Ken Miller: Yes, I’ll take that one. So we are seeing — as you mentioned, Alex, the Product revenue does have a direct correlation to our Service revenue opportunity as our installed base gets bigger, given the pretty positive product revenue results of both 2022 and 2021, you are going to see, I believe, that have a positive impact on Services going forward. So Services is a bit of a lagging indicator. It doesn’t — is not as volatile. Typically, you won’t see as large of increases or as large of decreases as product kind of gets a little bit normalized, but trying to convert it to installed base and services. But I would expect our Services business to continue to be strong in 2023 as it has been strong in 2022. And the other thing I would point to is our margin is also quite positive in our Services business. The team has done a great job there. Not only satisfying customers and renewals, et cetera, but also really working down the costs.
Alex Henderson: The growth rate accelerated from 4% to 7% to 8%. Is that kind of high single digits, the rate we should be anticipating both in the March quarter and the year?
Ken Miller: Yes. We’re not giving specific guidance on Services, but I would say, as I mentioned, it is kind of — it’s a lagging unit care, it’s not that volatile. So I wouldn’t expect significant step function changes anytime soon. That said, maintenance business is the vast majority, but there also is a software element which is our SaaS element, which has been a big part of the growth of our services business over the last few years as more of our software revenue is getting recognized in the form of SaaS revenue.

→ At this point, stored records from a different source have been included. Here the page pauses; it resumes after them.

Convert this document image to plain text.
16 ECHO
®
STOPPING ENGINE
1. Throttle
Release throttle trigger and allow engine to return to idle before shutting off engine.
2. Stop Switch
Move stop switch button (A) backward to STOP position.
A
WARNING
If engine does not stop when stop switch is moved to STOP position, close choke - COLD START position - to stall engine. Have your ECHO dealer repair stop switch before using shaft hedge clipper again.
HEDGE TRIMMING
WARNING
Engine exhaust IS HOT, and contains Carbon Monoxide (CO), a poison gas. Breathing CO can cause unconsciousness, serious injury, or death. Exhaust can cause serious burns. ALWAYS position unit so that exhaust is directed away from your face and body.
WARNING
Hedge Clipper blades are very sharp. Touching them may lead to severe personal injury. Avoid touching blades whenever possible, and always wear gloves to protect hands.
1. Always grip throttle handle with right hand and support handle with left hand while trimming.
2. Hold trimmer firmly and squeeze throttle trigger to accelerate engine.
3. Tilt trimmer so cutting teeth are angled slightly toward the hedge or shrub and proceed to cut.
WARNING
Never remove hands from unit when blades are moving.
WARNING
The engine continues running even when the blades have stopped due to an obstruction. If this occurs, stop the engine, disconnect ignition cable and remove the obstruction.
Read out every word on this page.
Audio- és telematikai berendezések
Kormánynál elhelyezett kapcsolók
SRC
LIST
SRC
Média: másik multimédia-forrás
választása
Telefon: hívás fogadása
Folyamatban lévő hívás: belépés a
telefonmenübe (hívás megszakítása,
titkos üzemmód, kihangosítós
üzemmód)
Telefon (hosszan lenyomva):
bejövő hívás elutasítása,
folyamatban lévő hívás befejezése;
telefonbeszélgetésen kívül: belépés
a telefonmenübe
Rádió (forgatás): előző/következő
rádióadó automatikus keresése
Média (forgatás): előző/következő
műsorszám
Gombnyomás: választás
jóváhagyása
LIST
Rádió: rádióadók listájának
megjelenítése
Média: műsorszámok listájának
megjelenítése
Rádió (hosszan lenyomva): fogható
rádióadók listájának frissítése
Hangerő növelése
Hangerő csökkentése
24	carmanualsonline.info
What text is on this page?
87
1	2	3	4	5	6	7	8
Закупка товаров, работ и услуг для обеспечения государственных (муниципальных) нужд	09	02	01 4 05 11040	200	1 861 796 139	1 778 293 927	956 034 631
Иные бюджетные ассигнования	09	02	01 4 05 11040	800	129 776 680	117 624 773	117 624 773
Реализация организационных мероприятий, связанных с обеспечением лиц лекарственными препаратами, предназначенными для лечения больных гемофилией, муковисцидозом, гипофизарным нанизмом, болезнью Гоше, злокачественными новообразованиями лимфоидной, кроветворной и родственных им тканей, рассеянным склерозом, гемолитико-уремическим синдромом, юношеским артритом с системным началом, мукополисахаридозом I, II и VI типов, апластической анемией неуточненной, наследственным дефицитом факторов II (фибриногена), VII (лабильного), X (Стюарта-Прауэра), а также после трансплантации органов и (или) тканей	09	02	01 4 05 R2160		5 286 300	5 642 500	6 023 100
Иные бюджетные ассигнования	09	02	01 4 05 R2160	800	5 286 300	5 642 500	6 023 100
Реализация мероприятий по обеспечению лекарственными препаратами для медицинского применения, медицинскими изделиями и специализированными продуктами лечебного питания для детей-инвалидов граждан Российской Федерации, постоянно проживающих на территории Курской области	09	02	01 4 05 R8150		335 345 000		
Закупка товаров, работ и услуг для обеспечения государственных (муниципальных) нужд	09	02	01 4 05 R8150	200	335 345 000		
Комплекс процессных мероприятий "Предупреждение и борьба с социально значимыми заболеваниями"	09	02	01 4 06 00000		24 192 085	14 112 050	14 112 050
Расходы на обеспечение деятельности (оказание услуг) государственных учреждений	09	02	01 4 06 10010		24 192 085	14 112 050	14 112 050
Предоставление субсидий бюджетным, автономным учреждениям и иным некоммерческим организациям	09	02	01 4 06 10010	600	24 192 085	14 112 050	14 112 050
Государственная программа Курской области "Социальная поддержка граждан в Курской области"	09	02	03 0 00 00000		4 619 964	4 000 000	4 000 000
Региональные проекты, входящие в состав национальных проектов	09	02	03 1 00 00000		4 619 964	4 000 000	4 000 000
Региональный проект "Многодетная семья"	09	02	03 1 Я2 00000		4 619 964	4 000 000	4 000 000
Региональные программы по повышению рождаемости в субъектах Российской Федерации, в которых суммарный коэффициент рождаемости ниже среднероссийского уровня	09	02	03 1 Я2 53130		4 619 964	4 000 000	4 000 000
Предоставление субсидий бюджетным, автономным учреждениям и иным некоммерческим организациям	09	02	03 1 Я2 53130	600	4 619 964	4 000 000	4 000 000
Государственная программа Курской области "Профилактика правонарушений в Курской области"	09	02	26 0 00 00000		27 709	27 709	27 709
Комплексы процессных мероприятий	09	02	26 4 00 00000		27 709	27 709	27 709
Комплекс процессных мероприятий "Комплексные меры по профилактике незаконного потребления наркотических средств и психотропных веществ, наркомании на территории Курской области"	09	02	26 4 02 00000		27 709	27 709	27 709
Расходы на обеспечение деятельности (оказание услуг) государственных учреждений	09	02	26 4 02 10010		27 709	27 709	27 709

Alex Henderson: Okay. The second question I wanted to ask is you had a very significant increase in the cloud-ready data center year-over-year in the fourth quarter. That looks like it’s somewhat of a spike versus a decline in the year ago, but nonetheless, a significant increase. Is that a function of that segment getting more of the available supply? What’s the reasoning for that?
Rami Rahim: Yes. Alex, I’ll take that one. So obviously, very pleased with our cloud-ready data center momentum and success that we saw in Q4 time frame. Over the last several quarters, we did highlight a couple of meaningful wins, one in particular, in a Top 10 cloud provider that was a data center win. So this would be a part of our CRDC business and the solutions that we’re developing in that business. So whereas in prior quarters, that was sort of shown in terms of orders, now we’re actually starting to see the revenue contribution. There are other elements as well. I think our focus on software-led data center sales in much the same way as we’ve seen Mist lead to success in the AI-driven enterprise. Cloud-ready data center is still in the earlier phases of that growth period, but we’re starting to see a pickup in Apstra-led type opportunities where the net new logos and the sort of the strategic nature of those logos are actually starting to contribute nicely as well.
I would not expect this kind of cloud-ready data center performance on an ongoing basis, but again, I do think that I’m optimistic about the overall growth prospects for this business.
Operator: The next question is from George Notter with Jefferies.
George Notter: I guess I wanted to ask about your thoughts on the composition of the growth this year. You said at least 8% revenue growth and I know if we look back, you guys have instituted some price increases, I think Q3 included. But how much of that 8% plus growth do you think really comes from pricing versus units? How do you think about it?